What is the Kinematics of a Particle Leaving a Ledge?

[jjones1573]

Homework Statement

A particle leaves a ledge at a height of 4m and hits the ground at 1.2s later landing 2m away horizontally.

find:
The original velocity
The final velocity
The max height acheived

Homework Equations

So I know that for the original velocity:

Vo = D * SQRT(g/2H)

where:
Vo = original velocity
D = how far it landed
g = gravity
H = original height

The Attempt at a Solution

So for my initial velocity with the above equation I get:

Vo = 2 * SQRT( 9.8 / 2 * 4)

= 2.1m/s

Is this method correct?

I'm not sure how to find the final velocity before it hits the ground

Also the max height is surely the original height of 4m as its going down from here. suppose the particle jumped from its position on the ledge could I figure out a max height.

One last thing. could anybody show me how to find an acceleration vector of a projectile. I know how to get the velocity vector using arctangent but I can't find anything on acceleration vectors.

thanks so much,

 

[The Tutor]

A particle leaves a ledge at a height of 4m and hits the ground at 1.2s later landing 2m away horizontally.

find:
The original velocity
The final velocity
The max height achieved

Well I'm presuming the particle is experiencing horizontal projectile motion.To find the original velocity I would use dx=vx+1/2a(t)², where x are the horizontal problems given in the question, such as the particle landing 2 m away horizontally, time can be used in both x and y component equation.

The final velocity would be the velocity upon impact.. now you can use v_2y²=v_1y²+2ad. Because of the horizontal velocity, v_1y would equal zero, simply plug in the other numbers.

You can easily find the maximum height after finding the first two parts, try it yourself :P.

 

[ashishsinghal]

Well I'm presuming the particle is experiencing horizontal projectile motion.

No, that is wrong.

 

[ashishsinghal]

So I know that for the original velocity:

Vo = D * SQRT(g/2H)

where:
Vo = original velocity
D = how far it landed
g = gravity
H = original height

For which situation is this true? Doesn't it depend on the angle on which it is thrown?

 

[The Tutor]

For which situation is this true? Doesn't it depend on the angle on which it is thrown?

I said that because there wasn't an angle being given.

 

[ashishsinghal]

Enough information is given to find the angle

 

[jjones1573]

Oh I had found that equation on a thread on yahoo answers where someone had posed a similar question and that was the answer given.
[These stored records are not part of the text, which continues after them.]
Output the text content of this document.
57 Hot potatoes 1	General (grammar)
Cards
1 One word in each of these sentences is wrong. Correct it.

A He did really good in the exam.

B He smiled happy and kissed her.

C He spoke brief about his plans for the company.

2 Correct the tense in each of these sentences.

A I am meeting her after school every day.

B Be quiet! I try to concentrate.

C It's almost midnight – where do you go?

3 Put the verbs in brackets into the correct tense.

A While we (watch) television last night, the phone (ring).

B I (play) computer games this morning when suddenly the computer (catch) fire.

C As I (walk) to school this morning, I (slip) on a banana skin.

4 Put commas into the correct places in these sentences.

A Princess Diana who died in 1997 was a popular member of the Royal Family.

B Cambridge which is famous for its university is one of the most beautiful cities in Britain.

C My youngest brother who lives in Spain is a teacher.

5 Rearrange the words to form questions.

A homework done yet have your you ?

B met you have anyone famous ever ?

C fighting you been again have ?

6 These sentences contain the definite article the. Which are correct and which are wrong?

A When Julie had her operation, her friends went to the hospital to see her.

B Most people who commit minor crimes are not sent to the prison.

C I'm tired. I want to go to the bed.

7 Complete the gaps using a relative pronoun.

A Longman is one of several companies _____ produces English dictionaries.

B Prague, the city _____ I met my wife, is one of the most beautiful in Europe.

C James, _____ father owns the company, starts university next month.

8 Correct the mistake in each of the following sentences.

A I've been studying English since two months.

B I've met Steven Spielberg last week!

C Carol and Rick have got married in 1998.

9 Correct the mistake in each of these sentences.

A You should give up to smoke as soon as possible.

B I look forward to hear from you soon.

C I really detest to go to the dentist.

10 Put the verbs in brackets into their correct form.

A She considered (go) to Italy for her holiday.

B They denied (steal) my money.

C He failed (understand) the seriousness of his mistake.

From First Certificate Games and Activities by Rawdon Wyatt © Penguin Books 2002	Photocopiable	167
So how could I find the angle or is there some resource you could point me to where I could find this?

 

[ashishsinghal]

Let the velocity be u and angle be x.
ucosx.t = 2
and
1/2gt^2 - usinxt = 4

From here use t=1.2 to get usinx, ucosx.

 

[jjones1573]

sorry I'm kind of confused here. Do I need to find the initial velocity first in order to do this?

 

[ashishsinghal]

No, you don't. Obtain usinx and ucosx as above. Divide them to get tanx. You have got the angle in tan

 

[jjones1573]

Ah ok I get it thanks so much!

so to obtain initial velocity do I just find the components. when I get usinx and ucosx I divide them by sinx and cosx and then calculate the intial velocity from these x and y components

Also when calculating the max height I use Viy * t + (0.5)at^2 I use this equation when the projectiles height remains the same at the intial and final stages but in this instance should I add my initial height to the answer or do I need to do somehting else?